降伏論 「できない自分」を受け入れる
高森 勇旗
日経BP / 2023-06-02
この本について
最近、「頑張ってるのに結果が出ないまま時間だけ過ぎていく感じ」に薄く疲れている人と話すことが多いです。誰にも強く指摘されないまま、重要な仕事から外されて、でも嫌われるわけでもなく、ただ “当たり障りのない人” になっていくあの感覚。自分でも焦りはあるのに、結局いつものやり方のまま一生懸命だけが積み上がっていく。それを変えるのって、本当に難しいですよね。 『降伏論』は、この「頑張り方のクセ」が抜けなくて苦しい人に向けて、かなり現実的な視点をくれます。
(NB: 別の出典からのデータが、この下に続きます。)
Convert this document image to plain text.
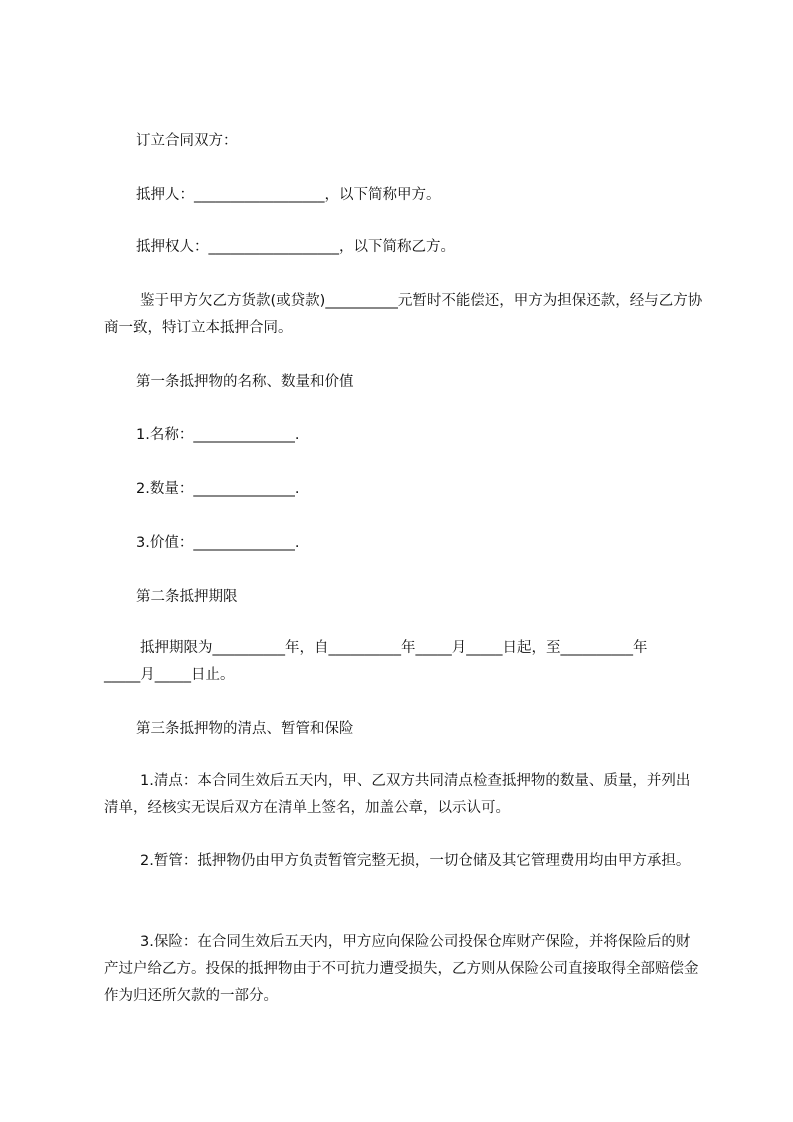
订立合同双方：

抵押人：__________________，以下简称甲方。

抵押权人：__________________，以下简称乙方。

鉴于甲方欠乙方货款(或贷款)__________元暂时不能偿还，甲方为担保还款，经与乙方协商一致，特订立本抵押合同。

第一条抵押物的名称、数量和价值

1.名称：______________.

2.数量：______________.

3.价值：______________.

第二条抵押期限

抵押期限为__________年，自__________年_____月_____日起，至__________年

_____月_____日止。

第三条抵押物的清点、暂管和保险

1.清点：本合同生效后五天内，甲、乙双方共同清点检查抵押物的数量、质量，并列出清单，经核实无误后双方在清单上签名，加盖公章，以示认可。

2.暂管：抵押物仍由甲方负责暂管完整无损，一切仓储及其它管理费用均由甲方承担。

3.保险：在合同生效后五天内，甲方应向保险公司投保仓库财产保险，并将保险后的财产过户给乙方。投保的抵押物由于不可抗力遭受损失，乙方则从保险公司直接取得全部赔偿金作为归还所欠款的一部分。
たとえば、行動を変えられない理由を「意志の弱さ」で片づけないところ。結果を出すには、まず自分のOSをアップデートする必要がある、とか、判断が曖昧な人ほど「いいところだけ取り入れよう」として元の自分に引き戻される、とか。耳が痛いんですが、妙にしっくりきました。さらに、この本は“問題を見つける”のではなく“問題をつくる”という発想を徹底していて、行動が止まる人の根本原因に手を入れてくる感じがあります。 僕自身、一生懸命の呪いから抜けられず、やり方を変えないまま焦りだけが増えていく時期がありました。そんなとき、この本がくれたのは「やり方そのものを疑う」という視点でした。「いまやる」「誰かに頼む」「やらないと決める」みたいに、完了の仕方まで明確に示されると、行動の選択肢が急に現実的になるんですよね。 こんな人に刺さると思います。 “努力はしてる。でも本当に前に進んでるのか、最近ちょっと自信がない人”。 無理に変わろうとしなくてもよくて、まずは「なぜ変われていないのか」の足元をそっと照らしてくれる一冊だと思います。